There is a lot going on in the live performance - the audience can pick up on the tone and the emotional content, but much of the imagery is left open to interpretation. Below we asked DS to break down some of the specific concepts behind a selection of pieces from Holographic to showcase the intricacies of his work."
– Daniel Wohl
Daniel Schwarz: The drone-y and forceful sounds in Formless reminded me of our current geopolitical fabric and the new ways technology has allowed us to see it. For the visuals I appropriated Google Earth fly-overs where acts of violence or human right violations are ingrained in the publicly available satellite imagery. The footage shows e.g. fights between the Russian separatists and the Ukrainian military near Donetsk, possible barrel bomb droppings around Aleppo in Syria, and a missile strike in Gaza indicated by clouds of dark red and black smoke.
In many ways it is a nod to the crucial practices of the Forensic Architecture project or Bellingcat and their creation of knowledge and evidence through similar means.
DS: Source’s soundscape is made up from a wide array of digital samples and voice recordings that are strongly manipulated. The visual content consists of live web content from various international news sources and platforms for information gathering and knowledge exchange.
The websites, initially clearly readable, become progressively more intermeshed - mirroring the manipulation of the digital sound samples in the song.
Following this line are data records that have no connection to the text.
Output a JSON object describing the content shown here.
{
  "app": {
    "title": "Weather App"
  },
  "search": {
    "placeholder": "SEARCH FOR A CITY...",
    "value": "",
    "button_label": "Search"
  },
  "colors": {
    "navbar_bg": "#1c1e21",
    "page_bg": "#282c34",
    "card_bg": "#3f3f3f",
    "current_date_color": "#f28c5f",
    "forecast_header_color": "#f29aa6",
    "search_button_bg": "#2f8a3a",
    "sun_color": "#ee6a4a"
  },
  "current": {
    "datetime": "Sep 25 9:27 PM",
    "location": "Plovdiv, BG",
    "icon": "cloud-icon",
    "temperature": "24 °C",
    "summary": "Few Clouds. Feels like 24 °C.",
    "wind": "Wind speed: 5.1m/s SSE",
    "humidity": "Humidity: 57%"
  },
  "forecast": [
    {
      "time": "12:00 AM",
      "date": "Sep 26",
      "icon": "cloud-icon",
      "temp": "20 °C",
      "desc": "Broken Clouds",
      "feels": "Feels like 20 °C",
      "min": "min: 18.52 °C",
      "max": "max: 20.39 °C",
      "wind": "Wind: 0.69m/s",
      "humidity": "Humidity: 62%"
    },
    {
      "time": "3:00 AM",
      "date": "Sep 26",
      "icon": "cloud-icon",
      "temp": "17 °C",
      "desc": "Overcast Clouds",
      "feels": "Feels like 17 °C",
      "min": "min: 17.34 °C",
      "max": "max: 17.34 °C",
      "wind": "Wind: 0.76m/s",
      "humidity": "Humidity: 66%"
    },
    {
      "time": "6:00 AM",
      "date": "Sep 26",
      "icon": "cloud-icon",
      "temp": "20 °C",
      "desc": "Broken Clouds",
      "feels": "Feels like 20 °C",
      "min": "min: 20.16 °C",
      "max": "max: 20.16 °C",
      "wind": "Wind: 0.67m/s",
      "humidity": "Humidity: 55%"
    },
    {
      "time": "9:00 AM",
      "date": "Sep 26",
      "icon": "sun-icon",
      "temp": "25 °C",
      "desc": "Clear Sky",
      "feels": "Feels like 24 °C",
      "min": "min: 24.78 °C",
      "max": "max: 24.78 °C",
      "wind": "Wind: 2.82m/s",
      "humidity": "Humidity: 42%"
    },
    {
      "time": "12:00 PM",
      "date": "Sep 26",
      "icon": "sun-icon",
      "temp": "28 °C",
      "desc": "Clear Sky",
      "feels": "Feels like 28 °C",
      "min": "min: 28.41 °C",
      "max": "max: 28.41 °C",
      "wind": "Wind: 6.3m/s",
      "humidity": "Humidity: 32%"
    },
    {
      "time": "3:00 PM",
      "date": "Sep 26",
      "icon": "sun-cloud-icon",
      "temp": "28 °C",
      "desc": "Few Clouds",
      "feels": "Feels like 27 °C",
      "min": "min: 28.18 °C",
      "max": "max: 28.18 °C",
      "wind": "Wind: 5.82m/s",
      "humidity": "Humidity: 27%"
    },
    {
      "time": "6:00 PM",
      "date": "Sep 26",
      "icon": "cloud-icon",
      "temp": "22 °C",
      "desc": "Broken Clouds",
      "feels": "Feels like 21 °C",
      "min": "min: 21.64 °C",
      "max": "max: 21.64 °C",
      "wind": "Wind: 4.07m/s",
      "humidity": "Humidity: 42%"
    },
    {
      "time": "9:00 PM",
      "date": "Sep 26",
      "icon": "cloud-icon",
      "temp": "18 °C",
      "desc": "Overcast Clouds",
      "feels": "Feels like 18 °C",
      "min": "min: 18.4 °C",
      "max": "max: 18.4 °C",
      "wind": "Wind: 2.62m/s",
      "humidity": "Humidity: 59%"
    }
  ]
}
Headlines, images and texts are arbitrarily juxtaposed creating new and unexpected meanings and also allow to situate the performance in its time-specific context within the current actualities of politics and social life.
DS: Shapes - Both the title and the sharp yet fragile string movements of this piece immediately brought to mind the shapes of borders and the act of crossing them; their control, oppression, and often times one-directional flow from the side of power, privilege or wealth (e.g. Mexico/US, Israel/Gaza, or the European Schengen zone). Experiencing the horrendous refugee crisis and the incapability or unwillingness of the international community to find humane solutions and approaches, lead to looking at symbols or signifiers for nationality and citizenship. How can national flags - which were designed with the clear intent to be easily recognizable and identifiable to a certain country - be abstracted and transformed into a different visual system or order? I ended up using common computer vision algorithms to detect feature sets and redrew thousands of lines connecting these machine detected points. The intention being to question understandings of what a country represents and the common populistic projections onto this symbol.